On Saturday, we examined some examples from Scripture in context and asking the above questions after we first learned about parallelism in Hebrew literary forms within the Bible. First we looked at Luke 4 when Christ teaches from the Isaiah scroll and the inverted parallel structure (like "When the GOING gets TOUGH, the TOUGH get GOING"). We discovered that Jesus was a Pharisee (something I had never realized), for only a Pharisee would be allowed to read and teach in the synagogue.
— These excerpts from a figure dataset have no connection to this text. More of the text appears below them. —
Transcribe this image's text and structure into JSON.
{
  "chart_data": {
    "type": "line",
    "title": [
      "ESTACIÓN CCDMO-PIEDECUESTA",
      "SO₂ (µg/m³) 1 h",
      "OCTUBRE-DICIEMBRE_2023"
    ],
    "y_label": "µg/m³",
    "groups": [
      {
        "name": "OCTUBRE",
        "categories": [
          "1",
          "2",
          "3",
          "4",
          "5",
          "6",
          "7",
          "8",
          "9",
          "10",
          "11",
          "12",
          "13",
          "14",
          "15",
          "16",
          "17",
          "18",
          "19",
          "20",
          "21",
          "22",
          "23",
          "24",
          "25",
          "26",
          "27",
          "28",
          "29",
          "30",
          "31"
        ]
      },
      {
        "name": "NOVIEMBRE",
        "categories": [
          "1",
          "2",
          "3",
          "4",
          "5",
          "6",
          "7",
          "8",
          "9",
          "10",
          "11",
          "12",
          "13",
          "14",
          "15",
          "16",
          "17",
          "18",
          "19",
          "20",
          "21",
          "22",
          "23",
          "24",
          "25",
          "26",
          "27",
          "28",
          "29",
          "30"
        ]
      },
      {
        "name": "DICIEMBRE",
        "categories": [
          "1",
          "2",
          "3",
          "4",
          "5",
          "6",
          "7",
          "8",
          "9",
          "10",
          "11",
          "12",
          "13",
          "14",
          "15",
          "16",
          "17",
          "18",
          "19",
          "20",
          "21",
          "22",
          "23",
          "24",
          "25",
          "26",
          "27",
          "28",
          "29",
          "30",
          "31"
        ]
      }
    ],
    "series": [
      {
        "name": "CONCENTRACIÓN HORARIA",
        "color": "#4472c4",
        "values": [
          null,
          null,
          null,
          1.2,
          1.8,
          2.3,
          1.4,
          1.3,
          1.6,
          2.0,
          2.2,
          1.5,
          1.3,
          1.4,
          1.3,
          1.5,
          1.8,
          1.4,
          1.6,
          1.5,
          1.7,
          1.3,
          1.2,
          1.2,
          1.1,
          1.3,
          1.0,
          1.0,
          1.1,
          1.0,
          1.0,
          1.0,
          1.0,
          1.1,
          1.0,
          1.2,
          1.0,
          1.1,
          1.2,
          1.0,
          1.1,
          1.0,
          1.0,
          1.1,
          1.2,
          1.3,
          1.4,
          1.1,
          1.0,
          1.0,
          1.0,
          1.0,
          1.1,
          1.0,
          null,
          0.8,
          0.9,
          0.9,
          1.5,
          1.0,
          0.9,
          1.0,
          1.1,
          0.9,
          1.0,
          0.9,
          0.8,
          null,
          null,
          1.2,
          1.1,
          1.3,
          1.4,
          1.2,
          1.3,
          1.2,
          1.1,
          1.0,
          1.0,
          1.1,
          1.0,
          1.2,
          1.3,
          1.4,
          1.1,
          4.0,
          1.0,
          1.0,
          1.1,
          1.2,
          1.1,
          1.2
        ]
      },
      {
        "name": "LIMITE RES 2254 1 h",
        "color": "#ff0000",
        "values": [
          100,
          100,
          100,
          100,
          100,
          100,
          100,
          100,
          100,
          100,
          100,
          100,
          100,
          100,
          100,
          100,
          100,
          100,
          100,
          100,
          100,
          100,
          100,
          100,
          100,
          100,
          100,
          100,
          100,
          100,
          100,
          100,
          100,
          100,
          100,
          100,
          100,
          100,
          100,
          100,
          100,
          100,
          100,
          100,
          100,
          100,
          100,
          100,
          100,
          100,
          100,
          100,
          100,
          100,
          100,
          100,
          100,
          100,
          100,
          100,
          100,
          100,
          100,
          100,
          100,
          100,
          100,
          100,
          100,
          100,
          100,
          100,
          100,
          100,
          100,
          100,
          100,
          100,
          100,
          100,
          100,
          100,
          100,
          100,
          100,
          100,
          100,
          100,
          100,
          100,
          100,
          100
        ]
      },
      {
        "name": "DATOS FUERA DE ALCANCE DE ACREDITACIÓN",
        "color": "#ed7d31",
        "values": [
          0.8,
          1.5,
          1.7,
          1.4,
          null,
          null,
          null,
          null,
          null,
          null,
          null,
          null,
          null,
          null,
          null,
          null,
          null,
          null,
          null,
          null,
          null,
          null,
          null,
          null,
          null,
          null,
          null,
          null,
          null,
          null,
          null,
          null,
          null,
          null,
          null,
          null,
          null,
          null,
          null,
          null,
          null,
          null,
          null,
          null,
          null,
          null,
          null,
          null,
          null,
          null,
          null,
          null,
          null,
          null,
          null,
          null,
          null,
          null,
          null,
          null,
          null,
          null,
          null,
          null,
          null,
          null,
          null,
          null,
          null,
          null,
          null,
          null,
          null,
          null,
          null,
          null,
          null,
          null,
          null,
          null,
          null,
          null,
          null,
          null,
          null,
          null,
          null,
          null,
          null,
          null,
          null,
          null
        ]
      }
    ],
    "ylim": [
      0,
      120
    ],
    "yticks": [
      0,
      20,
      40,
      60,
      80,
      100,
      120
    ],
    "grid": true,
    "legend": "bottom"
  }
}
He then preached an inverted parallel structure from Isaiah: Proclaim good news(proclaim, P) to the poor; He has sent ME to proclaim release to the captives (social justice, SJ), the regaining of sight to the blind (compassion, mercy, CM), Set free the oppressed (SJ), and proclaim the year's of the Lord's favor (P). So the entire structure is P, SJ, CM, SJ, P -- inverted parallelism. Then we discussed Jesus' encounter with Simon in Luke 5 1-11, Jesus and the Leper (Luke 5:12-16), Jesus and the Paralytic in Luke 5:17-26.

It was a very interesting weekend, one that I won't forget easily, and I would love to do more studies like this one. Context is everything -- which is why I preferred the New Historcism to the Formalism and other brands of literary criticism that ignores the context of a work that will fully inform the meaning. I intend to use many of these tools in our Inductive Study of 2 Peter as well as in my readering n Leviticus. Very cool stuff! We also watched so many cool flyovers of the different geographical areas of Israel, many of which were filmed from helicopters over areas in Palestine that have now been paved over by development.

I took oodles and oodles of notes; in fact, I had to refill my fountain pen between the first two amnd the second two senses. There were many resources also for sale at a table in the foyer, but we could barely afford the admission fee ($25 apiece) so the extra materials were not a possibility right now. My hand is still a bit tired from all the handwriting, even though the fountain pen makes it much easier on my back. About 50 people attended, most of them from Lake Murray, and it was a revolutionary way to look at Scripture (at least, I hope it will be!)

1 comment:

Dancingirl said...

Sounds VERY interesting! Thanks for taking the time to write it out. Lots of good info.